Virus.Org

It seems that Blizzard have had a data breach, during which customer information for Battle.net users in North America has been stolen. The information lost includes email addresses and the answer to the personal security question, and information relating to Mobile and Dial-In Authenticators.

Blizzard

Blizzard president, CEO and co-founder Michael Morhaime penned a statement here to explain the issue. According to the statement no customer financial information has at this time been accessed (however, we all know as investigations continue this may change).

“At this time, we’ve found no evidence that financial information such as credit cards, billing addresses, or real names were compromised. Our investigation is ongoing, but so far nothing suggests that these pieces of information have been accessed.

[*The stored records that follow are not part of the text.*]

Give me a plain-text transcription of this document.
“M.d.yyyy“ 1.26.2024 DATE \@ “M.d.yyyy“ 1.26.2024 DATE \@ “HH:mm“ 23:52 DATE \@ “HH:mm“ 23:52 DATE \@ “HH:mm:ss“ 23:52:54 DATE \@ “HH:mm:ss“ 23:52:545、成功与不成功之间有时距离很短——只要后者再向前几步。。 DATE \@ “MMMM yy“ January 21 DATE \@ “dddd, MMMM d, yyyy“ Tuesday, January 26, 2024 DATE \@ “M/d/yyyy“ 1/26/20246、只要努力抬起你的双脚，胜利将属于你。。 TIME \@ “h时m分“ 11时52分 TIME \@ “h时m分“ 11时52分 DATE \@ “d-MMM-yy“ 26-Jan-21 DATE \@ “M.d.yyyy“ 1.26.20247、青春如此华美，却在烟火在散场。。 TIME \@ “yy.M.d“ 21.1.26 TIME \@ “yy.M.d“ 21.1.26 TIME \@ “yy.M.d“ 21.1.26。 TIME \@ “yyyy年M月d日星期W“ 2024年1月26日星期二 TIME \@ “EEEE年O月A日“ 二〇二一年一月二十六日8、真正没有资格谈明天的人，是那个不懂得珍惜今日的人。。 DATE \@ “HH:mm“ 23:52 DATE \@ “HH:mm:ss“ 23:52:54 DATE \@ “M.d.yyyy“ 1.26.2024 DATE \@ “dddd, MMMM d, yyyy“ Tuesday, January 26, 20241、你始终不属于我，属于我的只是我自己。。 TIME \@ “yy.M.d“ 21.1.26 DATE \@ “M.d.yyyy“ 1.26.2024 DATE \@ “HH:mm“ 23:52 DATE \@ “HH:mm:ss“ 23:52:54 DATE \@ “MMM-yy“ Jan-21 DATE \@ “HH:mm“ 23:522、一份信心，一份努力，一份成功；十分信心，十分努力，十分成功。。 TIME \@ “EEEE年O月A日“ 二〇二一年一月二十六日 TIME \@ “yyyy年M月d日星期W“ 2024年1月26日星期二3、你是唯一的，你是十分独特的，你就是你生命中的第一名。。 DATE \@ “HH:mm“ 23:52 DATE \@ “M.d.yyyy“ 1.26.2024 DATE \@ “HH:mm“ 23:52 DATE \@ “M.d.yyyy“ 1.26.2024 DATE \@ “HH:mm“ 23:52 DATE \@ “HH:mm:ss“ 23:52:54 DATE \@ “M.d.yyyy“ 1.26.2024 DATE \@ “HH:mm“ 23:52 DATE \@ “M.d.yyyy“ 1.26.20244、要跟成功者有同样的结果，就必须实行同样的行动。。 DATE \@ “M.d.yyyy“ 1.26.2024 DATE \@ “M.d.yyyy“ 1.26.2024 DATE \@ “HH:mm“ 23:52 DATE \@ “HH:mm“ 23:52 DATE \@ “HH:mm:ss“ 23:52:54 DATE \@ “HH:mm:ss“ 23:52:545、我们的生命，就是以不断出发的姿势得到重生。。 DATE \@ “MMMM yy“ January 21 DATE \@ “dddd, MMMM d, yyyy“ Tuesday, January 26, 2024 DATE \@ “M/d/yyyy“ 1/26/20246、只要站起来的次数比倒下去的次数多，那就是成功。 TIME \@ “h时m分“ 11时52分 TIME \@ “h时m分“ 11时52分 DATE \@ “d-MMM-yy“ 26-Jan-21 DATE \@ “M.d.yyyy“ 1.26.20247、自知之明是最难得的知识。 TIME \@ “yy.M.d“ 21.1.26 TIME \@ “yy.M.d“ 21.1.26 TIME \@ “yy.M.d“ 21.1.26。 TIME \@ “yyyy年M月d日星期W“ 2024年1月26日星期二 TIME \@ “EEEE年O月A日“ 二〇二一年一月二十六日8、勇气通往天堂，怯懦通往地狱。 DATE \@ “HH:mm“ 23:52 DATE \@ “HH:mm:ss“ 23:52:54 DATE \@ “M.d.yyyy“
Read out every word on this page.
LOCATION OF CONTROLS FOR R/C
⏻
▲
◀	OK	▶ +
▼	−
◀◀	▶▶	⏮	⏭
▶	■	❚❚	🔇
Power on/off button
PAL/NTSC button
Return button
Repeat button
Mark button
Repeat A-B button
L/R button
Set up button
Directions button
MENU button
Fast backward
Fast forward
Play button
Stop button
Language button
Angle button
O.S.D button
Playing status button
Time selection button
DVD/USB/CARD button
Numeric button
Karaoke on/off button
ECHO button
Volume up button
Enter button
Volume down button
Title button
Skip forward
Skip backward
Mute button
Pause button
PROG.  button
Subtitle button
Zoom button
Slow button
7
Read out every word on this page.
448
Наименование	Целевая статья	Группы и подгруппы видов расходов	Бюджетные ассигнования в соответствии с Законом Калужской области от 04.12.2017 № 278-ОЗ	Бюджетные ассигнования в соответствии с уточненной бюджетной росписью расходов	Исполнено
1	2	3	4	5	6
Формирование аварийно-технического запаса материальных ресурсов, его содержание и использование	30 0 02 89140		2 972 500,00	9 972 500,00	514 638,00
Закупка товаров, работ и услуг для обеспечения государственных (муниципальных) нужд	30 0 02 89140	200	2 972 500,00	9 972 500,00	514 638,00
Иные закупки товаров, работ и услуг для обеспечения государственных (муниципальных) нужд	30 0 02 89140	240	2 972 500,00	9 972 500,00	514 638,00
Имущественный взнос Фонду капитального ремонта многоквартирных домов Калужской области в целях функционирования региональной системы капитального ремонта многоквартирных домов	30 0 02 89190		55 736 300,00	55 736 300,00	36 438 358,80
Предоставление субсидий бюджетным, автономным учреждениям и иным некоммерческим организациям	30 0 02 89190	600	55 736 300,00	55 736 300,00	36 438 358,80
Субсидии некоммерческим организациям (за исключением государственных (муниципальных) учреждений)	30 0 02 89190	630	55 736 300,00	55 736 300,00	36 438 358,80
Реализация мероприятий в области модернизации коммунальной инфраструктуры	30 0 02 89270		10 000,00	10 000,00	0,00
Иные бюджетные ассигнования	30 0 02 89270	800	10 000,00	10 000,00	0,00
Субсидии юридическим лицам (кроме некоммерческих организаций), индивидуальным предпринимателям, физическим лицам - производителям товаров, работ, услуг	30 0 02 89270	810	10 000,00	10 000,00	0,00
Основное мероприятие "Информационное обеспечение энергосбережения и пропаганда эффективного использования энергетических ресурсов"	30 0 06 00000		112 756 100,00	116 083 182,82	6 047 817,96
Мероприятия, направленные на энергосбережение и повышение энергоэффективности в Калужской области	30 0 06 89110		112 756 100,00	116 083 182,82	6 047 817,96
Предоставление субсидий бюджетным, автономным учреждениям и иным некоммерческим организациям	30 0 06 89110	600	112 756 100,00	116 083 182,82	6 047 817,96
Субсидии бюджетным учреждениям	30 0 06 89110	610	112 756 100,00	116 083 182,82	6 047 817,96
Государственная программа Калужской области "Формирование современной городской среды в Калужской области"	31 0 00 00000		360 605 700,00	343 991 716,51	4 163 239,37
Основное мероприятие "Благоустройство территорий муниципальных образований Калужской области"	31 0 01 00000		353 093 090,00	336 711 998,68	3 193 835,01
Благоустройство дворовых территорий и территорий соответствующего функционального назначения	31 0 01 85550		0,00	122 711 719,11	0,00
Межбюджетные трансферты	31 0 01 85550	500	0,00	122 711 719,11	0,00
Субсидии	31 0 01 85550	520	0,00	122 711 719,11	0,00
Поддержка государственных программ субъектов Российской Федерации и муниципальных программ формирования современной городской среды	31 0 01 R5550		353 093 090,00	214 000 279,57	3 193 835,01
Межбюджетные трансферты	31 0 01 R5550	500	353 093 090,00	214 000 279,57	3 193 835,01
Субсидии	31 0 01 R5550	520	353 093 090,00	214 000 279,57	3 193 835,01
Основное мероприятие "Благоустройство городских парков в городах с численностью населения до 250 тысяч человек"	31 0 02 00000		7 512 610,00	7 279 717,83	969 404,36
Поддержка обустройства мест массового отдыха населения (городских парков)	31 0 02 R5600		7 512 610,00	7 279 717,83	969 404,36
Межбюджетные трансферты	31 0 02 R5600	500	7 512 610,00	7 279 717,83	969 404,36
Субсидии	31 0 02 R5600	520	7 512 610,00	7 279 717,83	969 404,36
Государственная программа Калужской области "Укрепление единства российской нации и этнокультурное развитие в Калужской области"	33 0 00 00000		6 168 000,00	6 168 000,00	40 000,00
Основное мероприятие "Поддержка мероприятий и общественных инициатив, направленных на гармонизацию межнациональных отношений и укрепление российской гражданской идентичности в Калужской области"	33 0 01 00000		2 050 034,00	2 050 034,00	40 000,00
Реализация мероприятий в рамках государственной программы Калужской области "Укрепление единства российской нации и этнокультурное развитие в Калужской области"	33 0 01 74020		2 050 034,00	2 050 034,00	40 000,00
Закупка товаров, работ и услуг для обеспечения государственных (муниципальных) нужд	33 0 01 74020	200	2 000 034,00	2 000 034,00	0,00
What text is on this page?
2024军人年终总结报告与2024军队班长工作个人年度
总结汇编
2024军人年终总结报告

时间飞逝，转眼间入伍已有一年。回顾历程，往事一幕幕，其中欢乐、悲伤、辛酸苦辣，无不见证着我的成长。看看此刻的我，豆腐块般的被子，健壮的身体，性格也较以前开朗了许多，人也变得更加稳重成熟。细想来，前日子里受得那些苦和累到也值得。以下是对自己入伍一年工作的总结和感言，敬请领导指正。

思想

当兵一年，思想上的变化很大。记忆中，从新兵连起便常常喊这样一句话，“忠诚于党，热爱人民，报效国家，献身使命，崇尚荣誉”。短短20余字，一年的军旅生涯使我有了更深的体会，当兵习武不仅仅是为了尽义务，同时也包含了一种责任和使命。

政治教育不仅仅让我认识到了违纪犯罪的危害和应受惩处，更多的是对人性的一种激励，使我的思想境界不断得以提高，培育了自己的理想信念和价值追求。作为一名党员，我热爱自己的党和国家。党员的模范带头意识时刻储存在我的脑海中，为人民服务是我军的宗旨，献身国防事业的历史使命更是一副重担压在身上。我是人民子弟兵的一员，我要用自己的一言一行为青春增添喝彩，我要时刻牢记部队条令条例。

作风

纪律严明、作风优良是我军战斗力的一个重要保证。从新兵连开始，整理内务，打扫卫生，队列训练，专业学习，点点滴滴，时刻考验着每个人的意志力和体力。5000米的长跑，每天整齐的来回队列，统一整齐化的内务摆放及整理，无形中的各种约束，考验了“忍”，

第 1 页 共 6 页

Some data was illegally accessed, including a list of email addresses for global Battle.net users, outside of China. For players on North American servers (which generally includes players from North America, Latin America, Australia, New Zealand, and Southeast Asia) the answer to the personal security question, and information relating to Mobile and Dial-In Authenticators were also accessed. Based on what we currently know, this information alone is NOT enough for anyone to gain access to Battle.net accounts.”

Blizzard also state they know that the stored password information was taken, however Blizzard use Secure Remote Password protocol (SRP) to store password information. SRP offers in-transit security (like SSL/TLS or Diffie-Hellman-Merkle) and at-rest security (like hashing-and-salting), so it should help reduce any risk of the raw password information falling into the wrong hands. That said Blizzard have recommended users change their password and if there has been any reuse of the passwords elsewhere that users change the passwordselsewhere too, as is good practice when dealing with this type of information loss.

As with everything, the information held by Blizzard is enough for them to verify a password and nothing is really a match for the brute force approach to guessing a password. So armed with the information stolen and time to burn anyone could set themselves up to brute force the account information. So anyone with a weak password would be at risk of their password being guessed.